Ardmore, 6yo, Highland Single Malt Scotch Whisky, 59,2%, Bourbon Barrel, Anam na h-Alba

Knisternd prasselte das Lagerfeuer, Glühwürmchen gleich stoben einzelne Funken dem sternenklaren Nachthimmel entgegen.

Die Marshmallows hingen an Stöcken über der Glut und ihr Aroma vermischte sich mit dem Duft der angrenzenden Wiesen und Obsthainen.

Stille hing über der Welt, diese Nacht war magisch……….

Farbe:

Blasses Gold

Nase:

Frisches Obst. Grüne Äpfel,Bananen und saftige Pfirsiche.

Toffee, Vanille und ein Hauch von Schärfe.

So legt der Whisky ziemlich forsch los, die 59,2% tun ihres dabei für den kräftigen Antritt.
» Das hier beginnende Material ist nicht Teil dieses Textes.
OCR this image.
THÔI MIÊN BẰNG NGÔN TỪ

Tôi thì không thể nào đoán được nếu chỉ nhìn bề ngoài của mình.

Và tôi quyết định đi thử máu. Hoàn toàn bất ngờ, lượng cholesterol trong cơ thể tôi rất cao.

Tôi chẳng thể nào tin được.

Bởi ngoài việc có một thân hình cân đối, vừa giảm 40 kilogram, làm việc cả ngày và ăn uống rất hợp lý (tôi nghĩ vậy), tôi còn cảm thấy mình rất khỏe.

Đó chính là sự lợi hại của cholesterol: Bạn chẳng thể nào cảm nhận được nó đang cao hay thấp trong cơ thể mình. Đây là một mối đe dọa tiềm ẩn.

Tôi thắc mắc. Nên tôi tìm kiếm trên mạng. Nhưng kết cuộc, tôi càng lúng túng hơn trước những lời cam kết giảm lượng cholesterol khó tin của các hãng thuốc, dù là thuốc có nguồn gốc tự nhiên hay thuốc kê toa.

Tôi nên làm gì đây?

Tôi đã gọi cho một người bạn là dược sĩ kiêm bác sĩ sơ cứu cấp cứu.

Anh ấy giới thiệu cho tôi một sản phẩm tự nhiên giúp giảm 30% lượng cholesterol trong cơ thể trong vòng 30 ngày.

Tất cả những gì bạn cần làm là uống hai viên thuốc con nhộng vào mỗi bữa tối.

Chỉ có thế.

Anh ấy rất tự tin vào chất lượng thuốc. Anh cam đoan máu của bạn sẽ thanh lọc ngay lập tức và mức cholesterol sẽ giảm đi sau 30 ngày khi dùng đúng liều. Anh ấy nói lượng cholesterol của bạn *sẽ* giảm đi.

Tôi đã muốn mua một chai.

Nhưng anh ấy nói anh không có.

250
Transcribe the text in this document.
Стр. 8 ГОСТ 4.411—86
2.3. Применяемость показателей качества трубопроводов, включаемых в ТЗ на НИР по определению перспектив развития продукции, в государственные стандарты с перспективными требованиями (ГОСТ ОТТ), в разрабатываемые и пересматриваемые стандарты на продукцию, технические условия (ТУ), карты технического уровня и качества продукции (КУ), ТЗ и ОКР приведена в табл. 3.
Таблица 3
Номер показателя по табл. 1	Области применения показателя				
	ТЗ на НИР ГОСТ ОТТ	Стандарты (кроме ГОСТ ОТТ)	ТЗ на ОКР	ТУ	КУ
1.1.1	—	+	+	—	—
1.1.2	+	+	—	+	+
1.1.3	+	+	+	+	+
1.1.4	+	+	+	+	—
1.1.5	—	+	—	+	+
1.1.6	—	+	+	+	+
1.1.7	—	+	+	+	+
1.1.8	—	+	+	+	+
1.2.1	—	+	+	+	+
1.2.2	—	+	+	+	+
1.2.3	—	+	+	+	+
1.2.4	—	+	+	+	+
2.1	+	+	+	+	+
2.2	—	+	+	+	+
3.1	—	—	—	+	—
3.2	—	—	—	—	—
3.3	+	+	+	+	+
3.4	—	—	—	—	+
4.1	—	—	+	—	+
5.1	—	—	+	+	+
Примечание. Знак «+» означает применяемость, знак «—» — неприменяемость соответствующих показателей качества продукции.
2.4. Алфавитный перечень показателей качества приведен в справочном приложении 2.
Nach einiger Zeit bemerkt man den feinen Rauch, ein wenig qualmendes Lagerfeuer, und hat man ihn erst einmal gegriffen bleibt er präsent.

Mund:

Cremig süß kommt die Vanille und eine frische Fruchtigkeit vor dem Angriff des Alkohols, kurz umspült er die Zunge und hinterlässt kaltes, erloschenes Lagerfeuer.

Malzig süß, frischer Obstkuchen und wieder zerriebene Vanilleschote auf getoasteter Eiche.

Ins Feuer geworfene Orangenschalen und angebrannte Marshmallows.

Danach:

Relativ kurz, wärmend mit abklingender Süße.

Zurück bleibt Trockenheit und kalte Asche

Fazit:

Dieser Malt ist jung und das lässt er uns spüren.

Kräftig wärmend aber ohne alkoholisch zu wirken.

Sehr schönes Zusammenspiel zwischen Süße und Rauch, die Aromen klar definiert und nicht überfordernd

……..der Raucher für den Sommer.

Wardhead (Teaspooned Glenfiddich), 20yo, Blended Malt Scotch Whisky, 53,9%, Ex Bourbon Cask, Anam na h-Alba

 

Heimkommen………dieser Gedanke füllte seine Gedanken seit Jahren aus. Fünf Sommer war er fort, fort von seiner Farm, seiner geliebten Frau….seinen Kindern.

Alles nur eines sinnlosen Krieges wegen. Jetzt waren alle Schlachten geschlagen und die Toten verscharrt.

Heimkommen…….die letzten Meilen flog er nur so dahin, sein treues Pferd dem Zusammenbruch nahe.

Am Horizont schält sich die Silhouette seines Hauses aus der flirrenden Sommerluft, auf dem großen Acker arbeitet eine einsame Gestalt, hält inne und schaut zu ihm herüber.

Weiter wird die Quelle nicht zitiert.